If the API returns results but they feel random or generic, the model likely doesn’t have enough behavioral signal yet.

  • Check event volume. The model improves with more interactions. If you’re only sending page_view events — or only sending them for a small fraction of your traffic — personalization quality will be weak. Add richer event types (click, article_save, deepest_scroll, engaged_read) where appropriate.
  • Verify user_id consistency. If the same person shows up under different user_id values across sessions, the model can’t accumulate history on them. Confirm your anonymization scheme produces stable IDs per user.
  • Check content metadata quality. Missing categories, tags, or author values reduce what the model can reason about, especially for new content that has no engagement signal yet.

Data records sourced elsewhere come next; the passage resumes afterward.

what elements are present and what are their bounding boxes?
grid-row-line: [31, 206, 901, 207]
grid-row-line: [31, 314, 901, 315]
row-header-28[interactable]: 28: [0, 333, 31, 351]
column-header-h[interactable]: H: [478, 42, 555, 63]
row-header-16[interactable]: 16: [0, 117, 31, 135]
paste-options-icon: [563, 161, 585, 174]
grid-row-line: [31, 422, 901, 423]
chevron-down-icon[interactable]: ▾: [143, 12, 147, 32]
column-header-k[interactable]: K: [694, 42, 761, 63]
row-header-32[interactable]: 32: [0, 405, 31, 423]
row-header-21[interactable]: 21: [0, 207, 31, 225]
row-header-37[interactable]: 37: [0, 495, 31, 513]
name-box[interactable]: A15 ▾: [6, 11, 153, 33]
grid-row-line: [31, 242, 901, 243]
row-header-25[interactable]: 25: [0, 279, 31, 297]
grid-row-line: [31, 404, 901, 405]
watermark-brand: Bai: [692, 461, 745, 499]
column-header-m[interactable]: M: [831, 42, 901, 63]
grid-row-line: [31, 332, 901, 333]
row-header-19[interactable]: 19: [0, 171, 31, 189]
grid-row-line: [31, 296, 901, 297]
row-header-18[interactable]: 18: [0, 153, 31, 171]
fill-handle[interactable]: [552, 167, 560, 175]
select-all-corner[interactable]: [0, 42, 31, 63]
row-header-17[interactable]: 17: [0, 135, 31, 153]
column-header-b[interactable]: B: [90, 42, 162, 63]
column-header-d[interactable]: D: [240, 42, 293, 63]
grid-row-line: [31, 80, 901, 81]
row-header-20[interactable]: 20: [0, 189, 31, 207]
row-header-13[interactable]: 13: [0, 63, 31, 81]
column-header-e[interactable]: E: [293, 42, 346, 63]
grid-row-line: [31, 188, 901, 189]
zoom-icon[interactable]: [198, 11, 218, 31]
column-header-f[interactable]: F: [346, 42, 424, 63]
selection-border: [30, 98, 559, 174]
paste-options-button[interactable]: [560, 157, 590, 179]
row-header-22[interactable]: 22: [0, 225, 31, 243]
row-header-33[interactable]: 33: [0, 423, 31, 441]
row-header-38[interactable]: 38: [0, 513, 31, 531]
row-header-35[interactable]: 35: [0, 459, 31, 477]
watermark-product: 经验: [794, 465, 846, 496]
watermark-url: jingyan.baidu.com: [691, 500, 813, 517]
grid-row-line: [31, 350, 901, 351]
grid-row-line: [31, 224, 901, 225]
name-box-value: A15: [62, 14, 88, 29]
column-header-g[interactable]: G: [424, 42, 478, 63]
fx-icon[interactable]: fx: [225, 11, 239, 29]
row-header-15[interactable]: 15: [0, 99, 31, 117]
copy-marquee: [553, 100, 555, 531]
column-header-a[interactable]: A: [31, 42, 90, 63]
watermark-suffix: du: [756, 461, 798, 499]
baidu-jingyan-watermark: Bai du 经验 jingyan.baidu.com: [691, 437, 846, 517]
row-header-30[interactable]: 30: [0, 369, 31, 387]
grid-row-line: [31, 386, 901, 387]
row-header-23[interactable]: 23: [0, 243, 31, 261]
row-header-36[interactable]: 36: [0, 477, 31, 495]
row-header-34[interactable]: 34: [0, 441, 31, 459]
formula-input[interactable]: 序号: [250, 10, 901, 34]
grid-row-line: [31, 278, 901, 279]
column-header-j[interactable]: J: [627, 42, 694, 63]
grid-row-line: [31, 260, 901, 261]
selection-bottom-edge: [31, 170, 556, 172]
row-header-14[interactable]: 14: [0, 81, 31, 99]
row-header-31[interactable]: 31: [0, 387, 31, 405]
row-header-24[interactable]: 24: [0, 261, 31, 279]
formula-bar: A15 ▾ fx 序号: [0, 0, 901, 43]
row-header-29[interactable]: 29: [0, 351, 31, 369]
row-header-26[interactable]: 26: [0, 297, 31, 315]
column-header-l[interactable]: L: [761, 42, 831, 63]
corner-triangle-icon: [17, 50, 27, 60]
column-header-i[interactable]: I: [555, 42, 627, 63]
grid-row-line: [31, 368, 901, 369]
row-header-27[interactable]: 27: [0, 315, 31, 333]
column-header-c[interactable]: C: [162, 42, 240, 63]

New user or new content looks “cold”

Cold-start is expected behavior, not a bug.

  • New or anonymous users receive popularity-based recommendations until they accumulate interaction history. As events stream in, results progressively personalize.
  • Newly published content is still eligible immediately — the model uses metadata (categories, tags, recency) to place it in front of relevant audiences even with zero engagement data.
  • If you’re evaluating the API with a brand-new tenant, expect the first wave of results to look generic. Seed the model with historical content and a representative volume of events before drawing conclusions about relevance.